There are five subtle elements and phases or original dynamics ( wuxing ) in which the yin-yang polarity is expressed. These are five archetypes or primordial forms that connect all levels of nature in a series of correspondences:

  1. the wood, which corresponds to the green color, is the element of the vegetation that is renewed in spring (manifestation of yang );
  2. fire, to which red corresponds, is the element of light and heat and the upward trend, typical of summer and yang ;
  3. the earth, to which yellow corresponds, is the receptive element that nourishes and matures, as happens especially in late summer (manifestation of yin );
  4. metal, connected to the white color, is the element of energy that contracts and declines, as happens in autumn, the yin season ;
  5. water, associated with black, is the element of energy that goes down and hides or goes out, as in winter (season dominated by yin ).

     

The five elements are transformed into each other, in an incessant rotation which is the very movement of nature: from the wood the flame is released, the fire, from the consuming action of the fire, the ashes are born and therefore the earth, in the veins. metal is formed from the earth, which in the fusion liquefies and becomes water, from which wood is reborn (spring) and so on. 

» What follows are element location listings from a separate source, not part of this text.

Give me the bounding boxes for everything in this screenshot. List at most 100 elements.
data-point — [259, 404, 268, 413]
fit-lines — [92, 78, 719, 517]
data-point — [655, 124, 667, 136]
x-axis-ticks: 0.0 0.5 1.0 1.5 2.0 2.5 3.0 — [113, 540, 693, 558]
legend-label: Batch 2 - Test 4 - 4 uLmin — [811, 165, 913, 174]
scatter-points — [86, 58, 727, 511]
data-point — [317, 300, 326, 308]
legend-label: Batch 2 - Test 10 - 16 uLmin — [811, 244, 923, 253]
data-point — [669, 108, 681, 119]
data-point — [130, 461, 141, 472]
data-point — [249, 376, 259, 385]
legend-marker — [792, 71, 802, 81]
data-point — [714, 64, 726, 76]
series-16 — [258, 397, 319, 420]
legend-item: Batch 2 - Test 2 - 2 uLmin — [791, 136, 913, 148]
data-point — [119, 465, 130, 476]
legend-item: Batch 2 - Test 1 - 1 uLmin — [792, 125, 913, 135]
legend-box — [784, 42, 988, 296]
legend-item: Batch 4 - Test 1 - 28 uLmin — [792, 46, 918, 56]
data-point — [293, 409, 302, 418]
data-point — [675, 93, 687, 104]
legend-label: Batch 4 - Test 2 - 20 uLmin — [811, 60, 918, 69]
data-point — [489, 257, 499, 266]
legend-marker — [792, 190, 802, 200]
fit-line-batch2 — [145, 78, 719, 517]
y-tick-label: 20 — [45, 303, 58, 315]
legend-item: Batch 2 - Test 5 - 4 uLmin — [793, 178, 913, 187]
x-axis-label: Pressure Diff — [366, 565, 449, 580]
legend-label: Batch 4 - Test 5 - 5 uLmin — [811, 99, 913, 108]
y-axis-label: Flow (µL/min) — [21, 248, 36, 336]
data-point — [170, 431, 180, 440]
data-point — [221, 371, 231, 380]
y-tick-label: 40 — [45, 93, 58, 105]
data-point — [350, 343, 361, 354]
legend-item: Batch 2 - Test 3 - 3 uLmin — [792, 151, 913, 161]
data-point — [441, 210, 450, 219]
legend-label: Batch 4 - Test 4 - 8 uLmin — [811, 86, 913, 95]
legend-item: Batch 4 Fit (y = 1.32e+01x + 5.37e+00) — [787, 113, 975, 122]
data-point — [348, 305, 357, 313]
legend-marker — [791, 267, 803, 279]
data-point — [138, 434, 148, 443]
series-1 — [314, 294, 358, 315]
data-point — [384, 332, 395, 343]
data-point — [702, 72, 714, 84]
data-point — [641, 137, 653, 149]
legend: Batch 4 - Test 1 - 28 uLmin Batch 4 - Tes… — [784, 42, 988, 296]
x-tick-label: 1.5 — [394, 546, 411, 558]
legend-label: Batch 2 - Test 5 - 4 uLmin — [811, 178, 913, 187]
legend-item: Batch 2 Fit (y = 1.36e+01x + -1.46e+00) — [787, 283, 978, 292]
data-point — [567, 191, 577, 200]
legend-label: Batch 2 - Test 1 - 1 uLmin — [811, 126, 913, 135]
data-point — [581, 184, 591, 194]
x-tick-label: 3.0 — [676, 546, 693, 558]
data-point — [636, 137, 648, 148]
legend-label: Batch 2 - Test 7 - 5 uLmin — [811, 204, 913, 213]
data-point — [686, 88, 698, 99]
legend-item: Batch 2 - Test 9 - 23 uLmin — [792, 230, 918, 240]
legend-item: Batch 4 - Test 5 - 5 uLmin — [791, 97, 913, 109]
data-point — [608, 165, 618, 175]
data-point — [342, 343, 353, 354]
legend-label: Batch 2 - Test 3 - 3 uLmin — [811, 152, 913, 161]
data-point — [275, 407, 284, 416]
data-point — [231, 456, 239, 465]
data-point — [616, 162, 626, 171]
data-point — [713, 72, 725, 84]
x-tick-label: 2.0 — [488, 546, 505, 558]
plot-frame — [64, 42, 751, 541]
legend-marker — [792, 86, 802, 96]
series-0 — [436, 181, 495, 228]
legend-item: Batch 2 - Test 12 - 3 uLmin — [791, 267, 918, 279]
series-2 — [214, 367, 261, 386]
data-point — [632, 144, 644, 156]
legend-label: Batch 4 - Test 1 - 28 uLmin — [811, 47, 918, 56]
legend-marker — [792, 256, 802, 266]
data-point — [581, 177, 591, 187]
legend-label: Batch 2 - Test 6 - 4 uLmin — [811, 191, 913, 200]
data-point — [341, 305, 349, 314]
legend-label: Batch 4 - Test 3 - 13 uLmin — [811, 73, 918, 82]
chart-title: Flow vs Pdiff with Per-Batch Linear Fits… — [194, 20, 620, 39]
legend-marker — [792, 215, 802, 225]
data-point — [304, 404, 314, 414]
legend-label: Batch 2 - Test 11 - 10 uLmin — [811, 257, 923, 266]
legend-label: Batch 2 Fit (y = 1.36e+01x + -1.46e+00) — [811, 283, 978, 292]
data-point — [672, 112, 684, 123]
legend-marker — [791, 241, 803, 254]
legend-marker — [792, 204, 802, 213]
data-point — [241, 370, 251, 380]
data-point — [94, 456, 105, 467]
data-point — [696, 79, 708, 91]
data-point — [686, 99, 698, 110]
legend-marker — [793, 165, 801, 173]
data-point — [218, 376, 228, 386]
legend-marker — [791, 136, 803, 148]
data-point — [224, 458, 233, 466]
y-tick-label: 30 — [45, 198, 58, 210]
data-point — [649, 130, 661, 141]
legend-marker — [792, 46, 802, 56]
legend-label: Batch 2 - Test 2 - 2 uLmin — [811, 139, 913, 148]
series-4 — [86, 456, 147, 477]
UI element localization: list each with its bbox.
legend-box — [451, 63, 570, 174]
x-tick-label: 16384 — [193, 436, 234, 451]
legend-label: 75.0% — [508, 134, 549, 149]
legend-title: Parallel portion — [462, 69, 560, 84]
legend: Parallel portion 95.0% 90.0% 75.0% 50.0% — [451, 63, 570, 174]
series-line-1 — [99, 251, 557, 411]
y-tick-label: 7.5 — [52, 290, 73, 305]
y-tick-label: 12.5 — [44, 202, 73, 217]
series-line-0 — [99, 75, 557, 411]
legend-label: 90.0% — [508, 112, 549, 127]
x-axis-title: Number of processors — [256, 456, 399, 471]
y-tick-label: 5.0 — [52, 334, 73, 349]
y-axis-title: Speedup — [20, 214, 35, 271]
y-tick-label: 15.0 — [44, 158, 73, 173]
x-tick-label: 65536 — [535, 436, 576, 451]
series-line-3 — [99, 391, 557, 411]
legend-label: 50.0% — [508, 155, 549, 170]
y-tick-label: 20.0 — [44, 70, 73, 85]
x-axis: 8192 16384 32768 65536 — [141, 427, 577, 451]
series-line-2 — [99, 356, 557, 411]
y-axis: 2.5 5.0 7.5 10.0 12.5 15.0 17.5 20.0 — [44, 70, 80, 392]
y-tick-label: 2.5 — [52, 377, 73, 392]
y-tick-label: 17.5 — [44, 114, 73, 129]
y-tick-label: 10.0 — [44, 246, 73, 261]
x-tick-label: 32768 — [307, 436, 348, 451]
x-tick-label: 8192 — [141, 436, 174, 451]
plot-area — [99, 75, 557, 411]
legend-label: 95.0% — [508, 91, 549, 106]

Where do we find this energy in the body? The subtle and energetic character of Chinese anatomy is expressed above all in the notion of meridian ( jingluo ): meridians are in fact the channels that connect the internal organs and viscera of the human body with the parts present on the surface, and their importance is particularly evident. in classical therapeutic practices such as acupuncture and moxibustion.

There are 12 regular meridians:

  1. lung-hand channel (connected to yin );
  2. heart-hand channel ( yin );
  3. pericardium-hand canal ( yin );
  4. “triple heater” channel – hand ( yang );
  5. hand-small intestine canal ( yang );
  6. large intestine-hand canal ( yang );
  7. spleen-foot channel ( yin );
  8. kidney-foot channel ( yin );
  9. liver-foot channel ( yin );
  10. gallbladder-foot canal ( yang );
  11. 11) bladder-foot canal ( yang );
  12. stomach-foot canal ( yang ).

To these, 8 extraordinary meridians are added, which do not have a direct relationship with the internal organs and are rather channels of deposit or reservoirs of subtle energy.

Finally, we have 15 collateral meridians, corresponding to 12 regular and 2 extraordinary ( du and ren ) with the addition of a major collateral for the spleen. Their functions are multiple: they allow the circulation of qi and the most important fluid, the blood, communicate heat and vitality to the various parts of the body and above all constitute a network of energy connections that maintains the unity and integrity of the organism.

Knowing this subtle “map” means acquiring the tools to cure: in fact, the disease coincides precisely with an alteration in the flow of qi and blood along the meridian channels and the areas where symptoms occur can indicate, thanks to the connections between internal organs and superficial areas, the profound nature of the ongoing pathology. 

These roughly described up to now are just some basic aspects of Chinese medicine. Learning the entire medical corpus is an ambitious undertaking.